Veremos a seguir o papel da intergovernamentalidade e
supranacionalidade nos diferentes momentos da integração do Mercosul e como
ambas pressupõem uma mesma base ontológica e epistemológica centrada no
Estado.
O período inicial da integração no Mercosul tem recebido, na literatura
sobre integração, a denominação de regionalismo aberto. Para Srinivasan
(1999), o conceito de regionalismo aberto é um oxímoro por combinar opostos:
o termo regionalismo pressupõe fechamento - o traçado de uma fronteira entre
o interno (o espaço regional) e o externo (o sistema internacional) - e o termo
aberto nos remete à ausência de fronteira com o espaço externo ao bloco. O
regionalismo aberto, portanto, lidaria com essa ambigüidade e indecidibilidade
entre abertura e fechamento.
Essa ambigüidade pode ser explicada pela formação do conceito.

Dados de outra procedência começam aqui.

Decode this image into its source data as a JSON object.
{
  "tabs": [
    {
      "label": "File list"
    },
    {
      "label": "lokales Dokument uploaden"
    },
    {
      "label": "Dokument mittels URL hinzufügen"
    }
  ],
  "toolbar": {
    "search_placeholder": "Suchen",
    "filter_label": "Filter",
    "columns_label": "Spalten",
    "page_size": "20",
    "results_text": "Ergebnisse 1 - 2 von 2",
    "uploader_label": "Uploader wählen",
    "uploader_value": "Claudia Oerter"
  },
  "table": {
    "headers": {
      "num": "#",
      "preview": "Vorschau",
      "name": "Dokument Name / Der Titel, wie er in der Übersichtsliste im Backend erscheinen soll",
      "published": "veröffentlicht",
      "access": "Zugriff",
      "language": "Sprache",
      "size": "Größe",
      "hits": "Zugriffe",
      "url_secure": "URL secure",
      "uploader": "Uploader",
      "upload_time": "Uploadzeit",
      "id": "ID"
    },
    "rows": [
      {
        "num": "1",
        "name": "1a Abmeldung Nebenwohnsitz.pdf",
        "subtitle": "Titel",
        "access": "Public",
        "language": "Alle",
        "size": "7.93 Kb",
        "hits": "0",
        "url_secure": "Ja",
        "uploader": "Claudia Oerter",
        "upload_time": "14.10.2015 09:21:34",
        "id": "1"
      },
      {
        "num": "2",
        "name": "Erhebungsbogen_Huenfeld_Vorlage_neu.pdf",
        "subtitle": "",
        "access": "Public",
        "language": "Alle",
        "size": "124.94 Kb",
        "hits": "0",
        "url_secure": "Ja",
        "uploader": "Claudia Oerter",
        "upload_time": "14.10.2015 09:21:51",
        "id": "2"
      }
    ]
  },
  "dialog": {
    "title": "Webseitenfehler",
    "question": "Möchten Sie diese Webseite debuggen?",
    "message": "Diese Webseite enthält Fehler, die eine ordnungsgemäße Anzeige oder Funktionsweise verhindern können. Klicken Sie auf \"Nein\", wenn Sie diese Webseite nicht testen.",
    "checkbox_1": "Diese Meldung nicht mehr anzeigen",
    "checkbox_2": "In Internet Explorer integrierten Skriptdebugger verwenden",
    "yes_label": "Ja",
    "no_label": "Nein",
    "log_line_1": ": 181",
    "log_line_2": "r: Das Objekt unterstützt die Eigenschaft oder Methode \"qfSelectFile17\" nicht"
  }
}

Desenvolvido pelos neoestruturalistas da CEPAL (Comissão Econômica para a
América Latina) em 1994, o regionalismo aberto reúne duas teorias de viés
oposto: o estruturalismo cepalino dos anos 50, que pregava complementaridade
produtiva e proteção tarifária em relação a terceiros, e as teorias do Novo
Regionalismo, que defendiam a abertura econômica.
O regionalismo aberto contrariava as teorias tradicionais sobre comércio
internacional, segundo as quais a integração provocava desvios de comércio
superiores aos efeitos benéficos de criação de comércio promovida pela
liberalização tout court. O regionalismo aberto sustentava o contrário: a
integração regional não é obstáculo, mas uma etapa da liberalização.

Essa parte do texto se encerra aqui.